For customers· 4 min read

How to Compare Air Freight Quotes: Rate Analysis for Buyers

Evaluate multiple air cargo quotes. Understand pricing structure, hidden fees, and how to negotiate the best rates.

Air freight quotes can vary by 30–40% between carriers for the same shipment, making rate comparison essential before you book. A few hours spent analyzing quotes upfront can save thousands on your next international shipment. Here's how to evaluate air cargo pricing like a professional buyer.

Understand the Quote Basics

Air freight pricing starts with two components: the base rate per kilogram and applicable surcharges. The per-kg rate fluctuates weekly based on fuel costs, demand, and seasonal peaks (typically September–November for holiday inventory). Surcharges—fuel, security, handling, destination—often add 25–35% to the base rate, so never ignore the line items.

Request quotes in writing, not over the phone. A written quote locks rates temporarily (usually 24–48 hours) and gives you a paper trail for comparison. Always specify your exact shipment weight, dimensions, origin airport, destination airport, and required delivery date.

Calculate Real Cost Per Kilogram

Don't just compare headline rates. Break down the total cost, then divide by the actual weight your shipment will be charged at. Carriers use chargeable weight, the greater of actual weight or volumetric weight (length × width × height ÷ 6,000 for standard volumetric calculation).

For example: a 50 kg box measuring 2m × 1m × 1m has volumetric weight of 333 kg (2,000 × 1,000 × 1,000 ÷ 6,000). You'll pay for 333 kg, not 50 kg. Once you know your real chargeable weight, calculate cost-per-kg for each quote—this reveals which carrier offers genuine value.

Compare Across Your Timeline

Faster service costs more; slower service costs less.
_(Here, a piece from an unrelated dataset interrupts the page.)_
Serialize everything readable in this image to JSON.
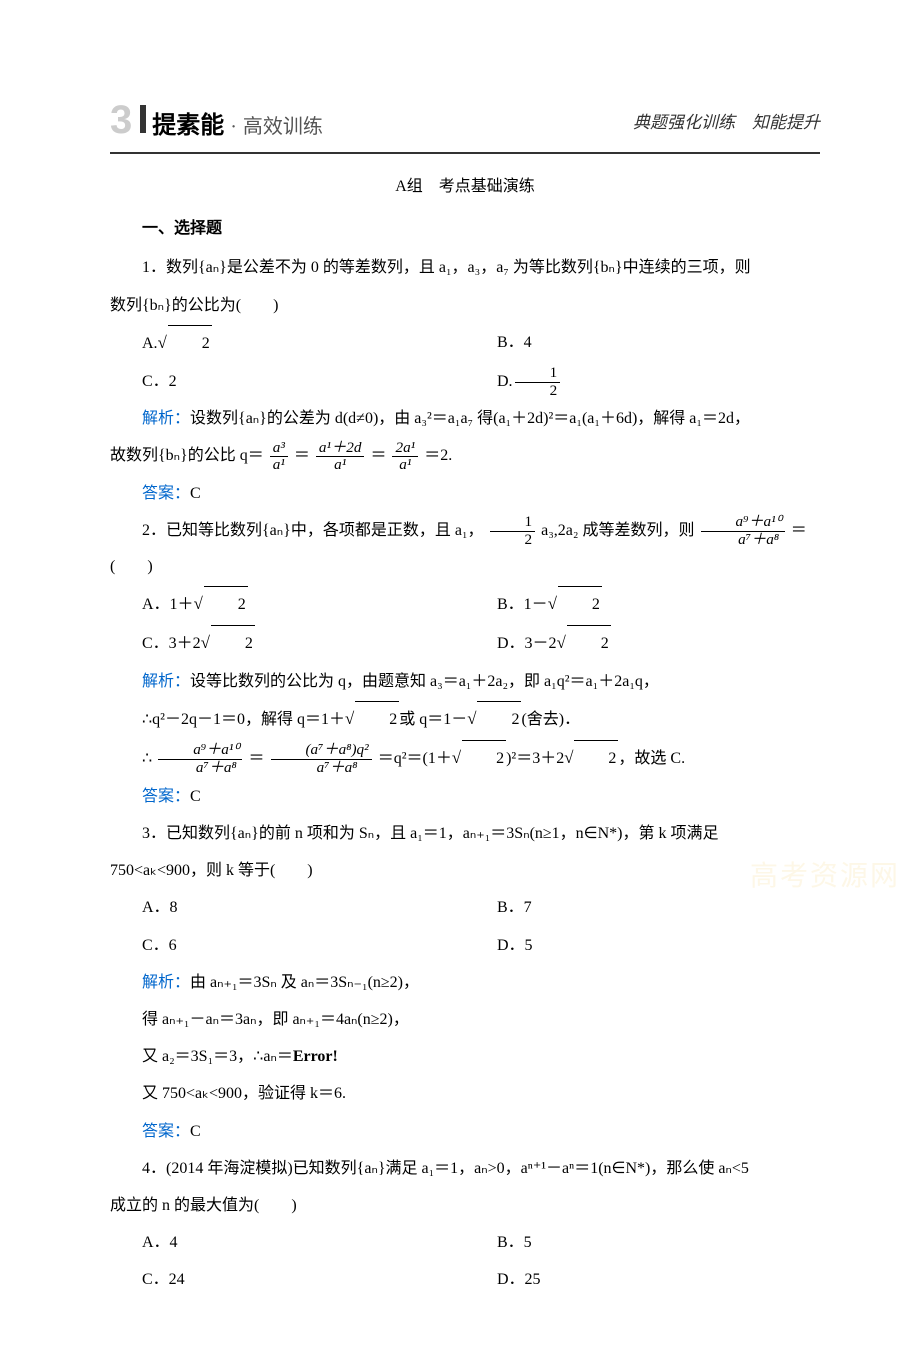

Before comparing rates, lock in your required delivery window. Standard options typically break down like this:

  • Next-day service (express): $4–8 per kg depending on route and distance
  • 2–3 day service (priority): $2.50–5 per kg
  • 4–7 day service (economy): $1.50–3.50 per kg

Requesting a quote for next-day delivery to rural Australia will naturally be pricier than 5-day delivery to London. Match your timeline to business need first, then compare carriers within that same service level.

Request a Breakdown of All Charges

The best quote format separates each cost clearly. Look for:

  • Base rate (per kg)
  • Fuel surcharge (typically 10–20% of base rate)
  • Security surcharge (airport and TSA fees)
  • Handling charges (terminal, documentation)
  • Destination charges (local airport fees, customs clearance support)
  • Taxes (GST, VAT, or import duties where applicable)

If a quote lumps everything into one figure, ask for a detailed breakdown. Opaque pricing hides cost creep and makes it impossible to spot overcharges.

Evaluate Carrier Reliability and Capacity

The cheapest quote means nothing if the carrier cancels your shipment or misses a deadline. Cross-reference each quote with:

  • On-time performance metrics (ask directly; reputable carriers track this)
  • Frequency of flights on your route (daily, 3x weekly, weekly)
  • Capacity guarantees (some carriers offer space-only rates, others offer flexible rebooking)
  • Track record with your industry (food, pharma, electronics, and fragile goods have specific requirements)

A carrier 5% more expensive but operating daily to your destination is worth the premium over a competitor flying twice weekly.

Factor in Hidden Terms

Read the fine print on every quote. Watch for:

  • Minimum charge per shipment (often $150–400 for LCL—less than containerload)
  • Capacity reservation fees (some carriers charge upfront to hold space)
  • Rounding rules (whether they round to nearest 0.5 kg or full kg)
  • Cancellation penalties (often 50% of total cost within 48 hours)
  • Liability limits (standard is roughly $20 per kg unless you buy extra insurance)

Use Comparison Tools

Platforms like Mercoly let you request and compare air freight quotes from multiple trusted carriers in one place, saving time and ensuring you're seeing competitive rates side by side.

Frequently Asked Questions

Q: What's the difference between CIF and FOB pricing for air freight? FOB means you pay freight costs and arrange insurance; CIF means the carrier includes insurance. Always confirm which applies, as it affects your total landed cost.

Q: How often do air freight rates change? Weekly or bi-weekly, depending on fuel prices and demand. Lock in rates in writing before you commit, and expect rates to shift 5–15% month-to-month.

Q: Can I negotiate air freight rates? Yes, especially for regular shipments or volumes above 500 kg. Carriers often offer volume discounts; always ask what rates apply if you commit to monthly shipments.

Start collecting written quotes today and build a comparison spreadsheet using the cost-per-kg method above.